To calculate the probability that a person owns a car or a bike, we need to consider the proportion of people who own a car, a bike, or both. The probability can be calculated as follows: P(Owns Car or Bike) = P(Owns Car) + P(Owns Bike) - P(Owns Both) = 0.6 + 0.3 - 0.1 = 0.8.

To calculate the probability that a defective product came from Line B, we need to consider the proportion of output from each line and their respective defect rates. The probability can be calculated as follows: P(Defective from Line B) = P(Line B and Defective) / P(Defective) = (0.3 * 0.02) / (0.7 * 0.05 + 0.3 * 0.02) = 0.006 / 0.008 = 0.2.

To calculate the probability that a person prefers only tea, we need to subtract the proportion of people who prefer both coffee and tea from the proportion of people who prefer tea. The probability can be calculated as follows: P(Prefers Only Tea) = P(Prefers Tea) - P(Prefers Both) = 0.3 - 0.2 = 0.1.

To calculate the probability that a person who tests positive actually has the disease, we need to consider the sensitivity and specificity of the test, as well as the prevalence of the disease. The probability can be calculated using Bayes' Theorem as follows: P(Disease|Positive Test) = P(Positive Test|Disease) * P(Disease) / P(Positive Test) = 0.98 * 0.02 / (0.98 * 0.02 + 0.1 * 0.98) = 0.86.

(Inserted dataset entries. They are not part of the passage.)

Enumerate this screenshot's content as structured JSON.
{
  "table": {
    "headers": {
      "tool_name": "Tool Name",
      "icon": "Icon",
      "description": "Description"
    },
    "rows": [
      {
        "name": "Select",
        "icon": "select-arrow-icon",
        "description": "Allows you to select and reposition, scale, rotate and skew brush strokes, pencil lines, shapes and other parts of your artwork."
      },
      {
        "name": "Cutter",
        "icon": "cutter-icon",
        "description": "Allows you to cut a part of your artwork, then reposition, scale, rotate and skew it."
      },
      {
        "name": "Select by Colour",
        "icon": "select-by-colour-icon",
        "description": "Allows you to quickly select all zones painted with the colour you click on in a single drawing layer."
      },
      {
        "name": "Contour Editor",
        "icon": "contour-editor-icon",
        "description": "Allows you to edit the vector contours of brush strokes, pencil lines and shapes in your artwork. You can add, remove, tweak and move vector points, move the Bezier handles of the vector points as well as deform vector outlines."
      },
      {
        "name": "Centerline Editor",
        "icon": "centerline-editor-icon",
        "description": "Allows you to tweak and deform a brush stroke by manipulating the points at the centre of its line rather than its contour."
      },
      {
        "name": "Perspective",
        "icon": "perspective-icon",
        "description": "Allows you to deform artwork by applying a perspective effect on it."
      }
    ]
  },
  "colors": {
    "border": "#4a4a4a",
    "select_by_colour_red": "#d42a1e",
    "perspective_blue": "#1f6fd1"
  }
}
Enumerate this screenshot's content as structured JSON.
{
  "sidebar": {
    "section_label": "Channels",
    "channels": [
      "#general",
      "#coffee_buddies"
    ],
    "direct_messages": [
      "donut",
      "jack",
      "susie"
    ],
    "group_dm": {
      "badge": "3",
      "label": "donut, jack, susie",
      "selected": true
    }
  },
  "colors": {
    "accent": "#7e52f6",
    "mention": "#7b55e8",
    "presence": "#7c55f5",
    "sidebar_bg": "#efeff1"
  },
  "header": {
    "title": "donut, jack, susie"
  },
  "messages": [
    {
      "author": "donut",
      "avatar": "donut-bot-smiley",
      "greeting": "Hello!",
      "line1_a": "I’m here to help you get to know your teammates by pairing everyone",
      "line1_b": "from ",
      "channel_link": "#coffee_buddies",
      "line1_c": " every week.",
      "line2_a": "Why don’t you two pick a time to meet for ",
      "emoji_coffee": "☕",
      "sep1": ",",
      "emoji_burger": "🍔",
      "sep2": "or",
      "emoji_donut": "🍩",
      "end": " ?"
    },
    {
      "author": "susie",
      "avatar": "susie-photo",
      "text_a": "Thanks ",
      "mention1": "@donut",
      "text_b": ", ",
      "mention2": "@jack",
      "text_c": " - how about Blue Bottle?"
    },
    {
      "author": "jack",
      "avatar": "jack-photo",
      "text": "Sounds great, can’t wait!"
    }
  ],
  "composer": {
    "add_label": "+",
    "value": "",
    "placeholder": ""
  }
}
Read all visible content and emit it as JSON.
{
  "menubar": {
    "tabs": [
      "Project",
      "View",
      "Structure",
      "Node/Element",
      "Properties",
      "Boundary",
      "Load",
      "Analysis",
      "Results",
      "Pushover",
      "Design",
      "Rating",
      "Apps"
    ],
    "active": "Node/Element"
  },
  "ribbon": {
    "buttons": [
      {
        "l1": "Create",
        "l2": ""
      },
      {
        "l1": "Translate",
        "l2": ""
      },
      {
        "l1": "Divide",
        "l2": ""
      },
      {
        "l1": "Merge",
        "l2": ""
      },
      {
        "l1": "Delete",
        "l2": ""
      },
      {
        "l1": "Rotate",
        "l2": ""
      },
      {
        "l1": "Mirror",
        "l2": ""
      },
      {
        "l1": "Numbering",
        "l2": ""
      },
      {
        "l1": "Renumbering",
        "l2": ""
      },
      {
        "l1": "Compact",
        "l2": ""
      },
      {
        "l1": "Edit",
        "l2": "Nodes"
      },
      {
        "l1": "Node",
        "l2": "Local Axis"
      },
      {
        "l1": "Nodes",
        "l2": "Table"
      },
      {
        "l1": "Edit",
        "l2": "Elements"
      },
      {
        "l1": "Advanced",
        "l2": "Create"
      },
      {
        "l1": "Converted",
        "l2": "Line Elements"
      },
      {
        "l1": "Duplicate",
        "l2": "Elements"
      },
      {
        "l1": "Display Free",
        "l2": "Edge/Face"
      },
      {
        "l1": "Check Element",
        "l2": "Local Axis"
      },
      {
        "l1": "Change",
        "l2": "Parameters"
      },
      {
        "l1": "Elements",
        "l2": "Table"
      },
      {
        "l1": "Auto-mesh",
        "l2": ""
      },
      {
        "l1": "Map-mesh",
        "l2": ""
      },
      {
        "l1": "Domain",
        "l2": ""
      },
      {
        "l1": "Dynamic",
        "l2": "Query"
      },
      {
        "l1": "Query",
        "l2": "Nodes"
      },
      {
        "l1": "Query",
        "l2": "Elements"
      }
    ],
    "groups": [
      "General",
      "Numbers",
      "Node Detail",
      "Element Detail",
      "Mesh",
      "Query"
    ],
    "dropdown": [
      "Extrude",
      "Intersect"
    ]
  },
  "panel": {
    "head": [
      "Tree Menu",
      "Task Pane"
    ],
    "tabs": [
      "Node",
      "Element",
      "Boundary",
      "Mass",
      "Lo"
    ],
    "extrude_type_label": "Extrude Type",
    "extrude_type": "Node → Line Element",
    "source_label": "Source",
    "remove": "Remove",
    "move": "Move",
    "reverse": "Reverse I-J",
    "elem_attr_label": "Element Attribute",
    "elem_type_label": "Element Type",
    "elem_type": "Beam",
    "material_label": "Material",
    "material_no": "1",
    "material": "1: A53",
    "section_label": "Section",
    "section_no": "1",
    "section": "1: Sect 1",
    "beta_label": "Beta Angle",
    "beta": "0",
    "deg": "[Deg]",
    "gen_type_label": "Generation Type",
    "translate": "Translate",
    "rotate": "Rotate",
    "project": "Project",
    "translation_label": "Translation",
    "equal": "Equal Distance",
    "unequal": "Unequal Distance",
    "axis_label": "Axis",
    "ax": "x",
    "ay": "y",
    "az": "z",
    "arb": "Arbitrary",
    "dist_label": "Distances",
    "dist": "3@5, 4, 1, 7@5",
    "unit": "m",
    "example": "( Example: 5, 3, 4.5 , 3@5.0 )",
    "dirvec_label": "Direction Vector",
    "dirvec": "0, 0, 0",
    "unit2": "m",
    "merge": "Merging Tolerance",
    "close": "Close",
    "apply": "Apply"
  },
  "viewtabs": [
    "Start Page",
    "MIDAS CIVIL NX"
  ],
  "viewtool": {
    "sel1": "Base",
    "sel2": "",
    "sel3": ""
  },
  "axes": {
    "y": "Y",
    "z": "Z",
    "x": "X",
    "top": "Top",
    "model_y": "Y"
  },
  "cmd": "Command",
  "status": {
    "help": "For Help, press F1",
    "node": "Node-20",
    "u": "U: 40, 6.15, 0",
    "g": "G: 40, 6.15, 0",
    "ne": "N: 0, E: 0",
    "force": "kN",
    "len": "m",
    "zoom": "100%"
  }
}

To calculate the probability that an employee works in the Marketing department, we need to consider the number of employees in each department and the total number of employees in the company. The probability can be calculated as follows: P(Works in Marketing) = Number of Marketing Employees / Total Number of Employees = 40 / (50 + 40 + 30 + 20) = 0.4.